Ein erste Hauptgewinn beim Lesen 2015: "Chlorofilija"
Die Leseliste 2015
1) Andrej Rubanov: „Chlorofilija“
Ein Hit! Großartig! Ein erstes richtig tolles Buch in 2015!
Der Russe schreibt über ein Russland der nahen Zukunft. Russland ist im Grunde nur noch ein Moskau mit riesigen Hochhäusern und 40 Mill. Einwohnern, die sich im Müßiggang ergehen. Dieses Leben in dem Paradies haben sie dem Umstand zu verdanken, dass sie Sibirien an China vermietet haben, die da alles rausholen, was nicht niet- und nagelfest ist. Die Miete wird jedem russischen Bürger direkt überwiesen. Keiner braucht mehr wirklich arbeiten, niemand schuldet irgend jemand etwas.
Na ja, so einfach ist das aber auch nicht. Da gibt es schon noch Unterschiede im Leben der Leute. Die Stadt wurde nämlich auch von seltsamen riesigen Pflanzen heimgesucht, die da schon mal 300 Meter groß werden können. Die kann man sogar essen, ihr „Fleisch“ wirkt wie eine Droge („Gras“) - und macht auch was mit den Menschen...

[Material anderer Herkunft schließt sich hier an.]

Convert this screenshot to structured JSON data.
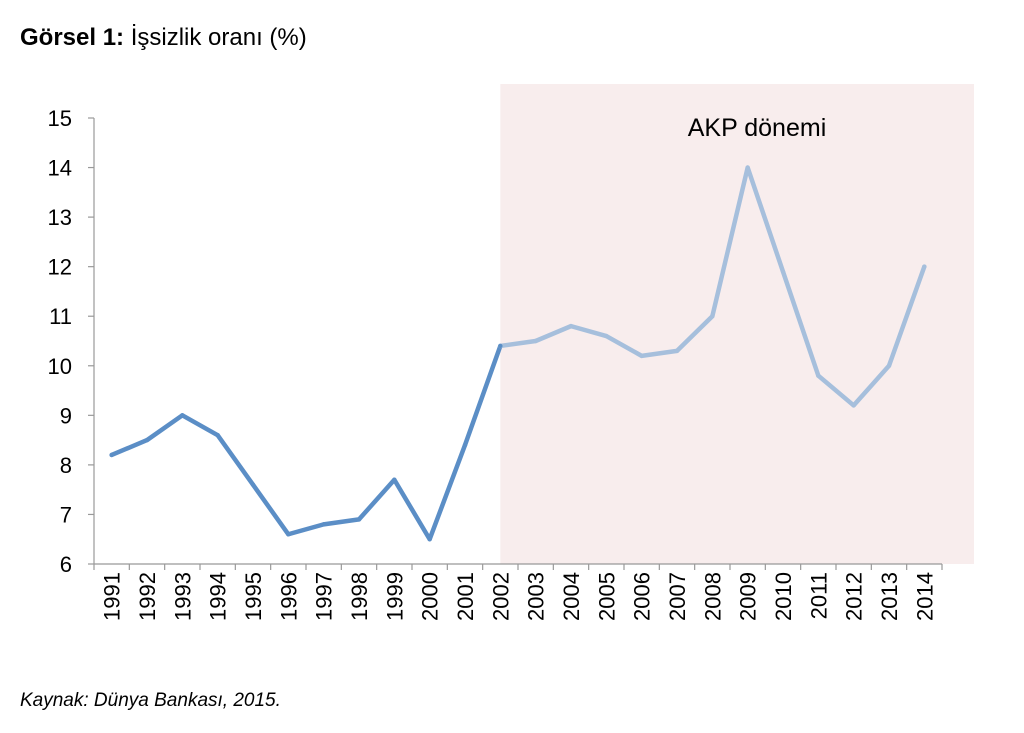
{
  "title_prefix": "Görsel 1:",
  "title_text": "İşsizlik oranı (%)",
  "source": "Kaynak: Dünya Bankası, 2015.",
  "chart_data": {
    "type": "line",
    "title": "İşsizlik oranı (%)",
    "xlabel": "",
    "ylabel": "",
    "ylim": [
      6,
      15
    ],
    "yticks": [
      6,
      7,
      8,
      9,
      10,
      11,
      12,
      13,
      14,
      15
    ],
    "grid": false,
    "categories": [
      "1991",
      "1992",
      "1993",
      "1994",
      "1995",
      "1996",
      "1997",
      "1998",
      "1999",
      "2000",
      "2001",
      "2002",
      "2003",
      "2004",
      "2005",
      "2006",
      "2007",
      "2008",
      "2009",
      "2010",
      "2011",
      "2012",
      "2013",
      "2014"
    ],
    "series": [
      {
        "name": "İşsizlik oranı",
        "values": [
          8.2,
          8.5,
          9.0,
          8.6,
          7.6,
          6.6,
          6.8,
          6.9,
          7.7,
          6.5,
          8.4,
          10.4,
          10.5,
          10.8,
          10.6,
          10.2,
          10.3,
          11.0,
          14.0,
          11.9,
          9.8,
          9.2,
          10.0,
          12.0
        ],
        "color_before": "#5b8ec6",
        "color_after": "#a6bfdc"
      }
    ],
    "shaded_region": {
      "from": "2002",
      "to": "2014",
      "label": "AKP dönemi",
      "color": "#f8eded"
    }
  }
}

Wer weiter oben wohnt in den 100stöckigen Häusern, ist privilegiert. Ganz unten wohnen die Blassen, Leute, die sich meist dem „Gras“ ergeben haben und wegen des Pflanzenbewuchses kaum Sonne abbekommen.

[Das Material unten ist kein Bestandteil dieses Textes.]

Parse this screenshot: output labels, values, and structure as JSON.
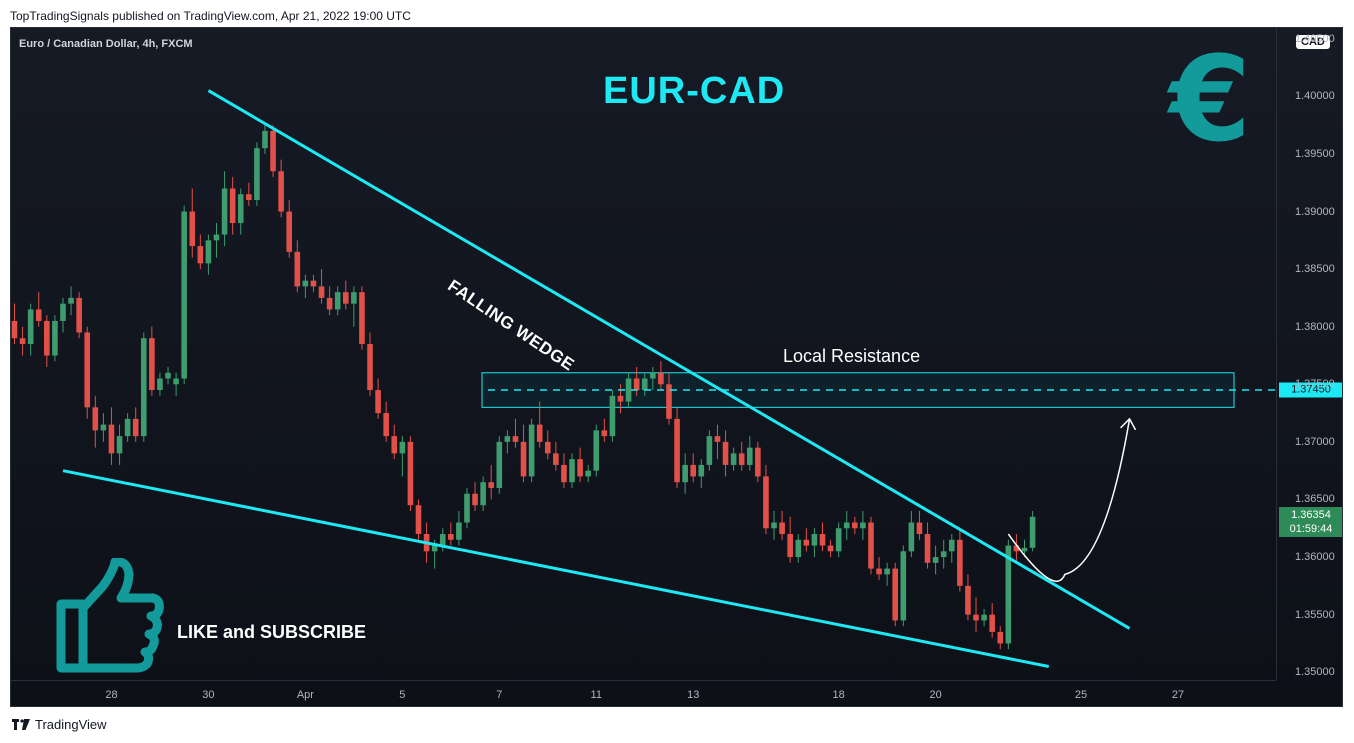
{
  "publisher_line": "TopTradingSignals published on TradingView.com, Apr 21, 2022 19:00 UTC",
  "symbol": "Euro / Canadian Dollar, 4h, FXCM",
  "currency_badge": "CAD",
  "chart_title": "EUR-CAD",
  "wedge_label": "FALLING WEDGE",
  "resistance_label": "Local Resistance",
  "resistance_price": "1.37450",
  "last_price": "1.36354",
  "countdown": "01:59:44",
  "like_text": "LIKE and SUBSCRIBE",
  "euro_symbol": "€",
  "footer_brand": "TradingView",
  "colors": {
    "up": "#3e9c6e",
    "down": "#e2504a",
    "accent": "#1de9f4",
    "euro": "#139b9b"
  },
  "icons": [
    "euro-icon",
    "thumbs-up-icon",
    "tradingview-logo-icon"
  ],
  "chart_data": {
    "type": "candlestick",
    "title": "EUR-CAD",
    "symbol": "Euro / Canadian Dollar, 4h, FXCM",
    "ylim": [
      1.3495,
      1.4055
    ],
    "yticks": [
      "1.35000",
      "1.35500",
      "1.36000",
      "1.36500",
      "1.37000",
      "1.37500",
      "1.38000",
      "1.38500",
      "1.39000",
      "1.39500",
      "1.40000",
      "1.40500"
    ],
    "xtick_labels": [
      {
        "label": "28",
        "i": 12
      },
      {
        "label": "30",
        "i": 24
      },
      {
        "label": "Apr",
        "i": 36
      },
      {
        "label": "5",
        "i": 48
      },
      {
        "label": "7",
        "i": 60
      },
      {
        "label": "11",
        "i": 72
      },
      {
        "label": "13",
        "i": 84
      },
      {
        "label": "18",
        "i": 102
      },
      {
        "label": "20",
        "i": 114
      },
      {
        "label": "25",
        "i": 132
      },
      {
        "label": "27",
        "i": 144
      }
    ],
    "candles": [
      [
        1.3805,
        1.382,
        1.3785,
        1.379
      ],
      [
        1.379,
        1.38,
        1.3775,
        1.3785
      ],
      [
        1.3785,
        1.382,
        1.3775,
        1.3815
      ],
      [
        1.3815,
        1.383,
        1.38,
        1.3805
      ],
      [
        1.3805,
        1.381,
        1.3765,
        1.3775
      ],
      [
        1.3775,
        1.381,
        1.377,
        1.3805
      ],
      [
        1.3805,
        1.3825,
        1.3795,
        1.382
      ],
      [
        1.382,
        1.3835,
        1.381,
        1.3825
      ],
      [
        1.3825,
        1.383,
        1.379,
        1.3795
      ],
      [
        1.3795,
        1.38,
        1.372,
        1.373
      ],
      [
        1.373,
        1.374,
        1.3695,
        1.371
      ],
      [
        1.371,
        1.3725,
        1.37,
        1.3715
      ],
      [
        1.3715,
        1.373,
        1.368,
        1.369
      ],
      [
        1.369,
        1.3715,
        1.368,
        1.3705
      ],
      [
        1.3705,
        1.3725,
        1.37,
        1.372
      ],
      [
        1.372,
        1.373,
        1.37,
        1.3705
      ],
      [
        1.3705,
        1.3795,
        1.37,
        1.379
      ],
      [
        1.379,
        1.38,
        1.374,
        1.3745
      ],
      [
        1.3745,
        1.376,
        1.374,
        1.3755
      ],
      [
        1.3755,
        1.3765,
        1.375,
        1.376
      ],
      [
        1.375,
        1.376,
        1.374,
        1.3755
      ],
      [
        1.3755,
        1.3905,
        1.375,
        1.39
      ],
      [
        1.39,
        1.392,
        1.386,
        1.387
      ],
      [
        1.387,
        1.388,
        1.385,
        1.3855
      ],
      [
        1.3855,
        1.388,
        1.3845,
        1.3875
      ],
      [
        1.3875,
        1.389,
        1.386,
        1.388
      ],
      [
        1.388,
        1.3935,
        1.387,
        1.392
      ],
      [
        1.392,
        1.393,
        1.388,
        1.389
      ],
      [
        1.389,
        1.392,
        1.388,
        1.3915
      ],
      [
        1.3915,
        1.3925,
        1.3905,
        1.391
      ],
      [
        1.391,
        1.396,
        1.3905,
        1.3955
      ],
      [
        1.3955,
        1.3975,
        1.395,
        1.397
      ],
      [
        1.397,
        1.3975,
        1.393,
        1.3935
      ],
      [
        1.3935,
        1.3945,
        1.3895,
        1.39
      ],
      [
        1.39,
        1.391,
        1.386,
        1.3865
      ],
      [
        1.3865,
        1.3875,
        1.383,
        1.3835
      ],
      [
        1.3835,
        1.3845,
        1.3825,
        1.384
      ],
      [
        1.384,
        1.3845,
        1.383,
        1.3835
      ],
      [
        1.3835,
        1.385,
        1.382,
        1.3825
      ],
      [
        1.3825,
        1.3835,
        1.381,
        1.3815
      ],
      [
        1.3815,
        1.3835,
        1.381,
        1.383
      ],
      [
        1.383,
        1.384,
        1.3815,
        1.382
      ],
      [
        1.382,
        1.3835,
        1.38,
        1.383
      ],
      [
        1.383,
        1.3835,
        1.378,
        1.3785
      ],
      [
        1.3785,
        1.3795,
        1.374,
        1.3745
      ],
      [
        1.3745,
        1.3755,
        1.372,
        1.3725
      ],
      [
        1.3725,
        1.3735,
        1.37,
        1.3705
      ],
      [
        1.3705,
        1.3715,
        1.3685,
        1.369
      ],
      [
        1.369,
        1.3705,
        1.367,
        1.37
      ],
      [
        1.37,
        1.3705,
        1.364,
        1.3645
      ],
      [
        1.3645,
        1.365,
        1.3615,
        1.362
      ],
      [
        1.362,
        1.363,
        1.3595,
        1.3605
      ],
      [
        1.3605,
        1.3615,
        1.359,
        1.361
      ],
      [
        1.361,
        1.3625,
        1.3605,
        1.362
      ],
      [
        1.362,
        1.363,
        1.361,
        1.3615
      ],
      [
        1.3615,
        1.364,
        1.361,
        1.363
      ],
      [
        1.363,
        1.366,
        1.3625,
        1.3655
      ],
      [
        1.3655,
        1.3665,
        1.364,
        1.3645
      ],
      [
        1.3645,
        1.367,
        1.364,
        1.3665
      ],
      [
        1.3665,
        1.368,
        1.365,
        1.366
      ],
      [
        1.366,
        1.3705,
        1.3655,
        1.37
      ],
      [
        1.37,
        1.371,
        1.369,
        1.3705
      ],
      [
        1.3705,
        1.372,
        1.3695,
        1.37
      ],
      [
        1.37,
        1.3715,
        1.3665,
        1.367
      ],
      [
        1.367,
        1.372,
        1.3665,
        1.3715
      ],
      [
        1.3715,
        1.3735,
        1.3695,
        1.37
      ],
      [
        1.37,
        1.371,
        1.3685,
        1.369
      ],
      [
        1.369,
        1.37,
        1.3675,
        1.368
      ],
      [
        1.368,
        1.369,
        1.366,
        1.3665
      ],
      [
        1.3665,
        1.369,
        1.366,
        1.3685
      ],
      [
        1.3685,
        1.3695,
        1.3665,
        1.367
      ],
      [
        1.367,
        1.368,
        1.3665,
        1.3675
      ],
      [
        1.3675,
        1.3715,
        1.367,
        1.371
      ],
      [
        1.371,
        1.372,
        1.37,
        1.3705
      ],
      [
        1.3705,
        1.3745,
        1.37,
        1.374
      ],
      [
        1.374,
        1.375,
        1.3725,
        1.3735
      ],
      [
        1.3735,
        1.376,
        1.373,
        1.3755
      ],
      [
        1.3755,
        1.3765,
        1.374,
        1.3745
      ],
      [
        1.3745,
        1.376,
        1.374,
        1.3755
      ],
      [
        1.3755,
        1.3765,
        1.3745,
        1.376
      ],
      [
        1.376,
        1.377,
        1.3745,
        1.375
      ],
      [
        1.375,
        1.376,
        1.3715,
        1.372
      ],
      [
        1.372,
        1.373,
        1.366,
        1.3665
      ],
      [
        1.3665,
        1.369,
        1.3655,
        1.368
      ],
      [
        1.368,
        1.369,
        1.3665,
        1.367
      ],
      [
        1.367,
        1.3685,
        1.366,
        1.368
      ],
      [
        1.368,
        1.371,
        1.3675,
        1.3705
      ],
      [
        1.3705,
        1.3715,
        1.3685,
        1.37
      ],
      [
        1.37,
        1.371,
        1.367,
        1.368
      ],
      [
        1.368,
        1.3695,
        1.3675,
        1.369
      ],
      [
        1.369,
        1.37,
        1.3675,
        1.368
      ],
      [
        1.368,
        1.3705,
        1.3675,
        1.3695
      ],
      [
        1.3695,
        1.37,
        1.3665,
        1.367
      ],
      [
        1.367,
        1.368,
        1.362,
        1.3625
      ],
      [
        1.3625,
        1.364,
        1.3615,
        1.363
      ],
      [
        1.363,
        1.364,
        1.3615,
        1.362
      ],
      [
        1.362,
        1.3635,
        1.3595,
        1.36
      ],
      [
        1.36,
        1.362,
        1.3595,
        1.3615
      ],
      [
        1.3615,
        1.3625,
        1.3605,
        1.361
      ],
      [
        1.361,
        1.3625,
        1.36,
        1.362
      ],
      [
        1.362,
        1.363,
        1.3605,
        1.361
      ],
      [
        1.361,
        1.3615,
        1.36,
        1.3605
      ],
      [
        1.3605,
        1.363,
        1.36,
        1.3625
      ],
      [
        1.3625,
        1.364,
        1.3615,
        1.363
      ],
      [
        1.363,
        1.3635,
        1.362,
        1.3625
      ],
      [
        1.3625,
        1.364,
        1.3615,
        1.363
      ],
      [
        1.363,
        1.3635,
        1.3585,
        1.359
      ],
      [
        1.359,
        1.36,
        1.358,
        1.3585
      ],
      [
        1.3585,
        1.3595,
        1.3575,
        1.359
      ],
      [
        1.359,
        1.3595,
        1.354,
        1.3545
      ],
      [
        1.3545,
        1.361,
        1.354,
        1.3605
      ],
      [
        1.3605,
        1.364,
        1.36,
        1.363
      ],
      [
        1.363,
        1.364,
        1.3615,
        1.362
      ],
      [
        1.362,
        1.363,
        1.359,
        1.3595
      ],
      [
        1.3595,
        1.361,
        1.3585,
        1.36
      ],
      [
        1.36,
        1.3615,
        1.359,
        1.3605
      ],
      [
        1.3605,
        1.362,
        1.3595,
        1.3615
      ],
      [
        1.3615,
        1.3625,
        1.357,
        1.3575
      ],
      [
        1.3575,
        1.3585,
        1.3545,
        1.355
      ],
      [
        1.355,
        1.3565,
        1.3535,
        1.3545
      ],
      [
        1.3545,
        1.3555,
        1.354,
        1.355
      ],
      [
        1.355,
        1.356,
        1.353,
        1.3535
      ],
      [
        1.3535,
        1.354,
        1.352,
        1.3525
      ],
      [
        1.3525,
        1.3615,
        1.352,
        1.361
      ],
      [
        1.361,
        1.362,
        1.3595,
        1.3605
      ],
      [
        1.3605,
        1.3615,
        1.36,
        1.3608
      ],
      [
        1.3608,
        1.364,
        1.3605,
        1.3635
      ]
    ],
    "resistance_level": 1.3745,
    "resistance_zone": [
      1.373,
      1.376
    ],
    "falling_wedge": {
      "upper_line": [
        [
          24.0,
          1.4005
        ],
        [
          138.0,
          1.3538
        ]
      ],
      "lower_line": [
        [
          6.0,
          1.3675
        ],
        [
          128.0,
          1.3505
        ]
      ]
    },
    "projection_arrow": [
      [
        123,
        1.362
      ],
      [
        130,
        1.3585
      ],
      [
        138,
        1.372
      ]
    ]
  }
}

Oben ist zwar der Konsum von Gras verpönt, wird aber dennoch gemacht, nur in Form stark konzentrierter Pillen, deren Wirkung dann auch noch potenziert wurde.
Alles läuft schon seit so einigen Generationen, kaum noch jemand, der sich an die Zeit davor (Putin) erinnert. Aber leider kommt was dazwischen. Na ja, will mal nix verraten. Ist auf alle Fälle ein faszinierender, stimmiger Zukunftsentwurf, der ein paar Verrücktheiten enthält, die aber plausibel geschildert werden und auch zeigt, wie die Menschen in dieser Neuen Welt so zurecht kommen. Zudem gibt es eine vielleicht nicht gar so spannende Erzählung um einen Reporter, seine Zeitung und seine Freunde. Dabei wird auch aufgezeigt, was aus dem übrigen Russland wurde, außerhalb von Moskau.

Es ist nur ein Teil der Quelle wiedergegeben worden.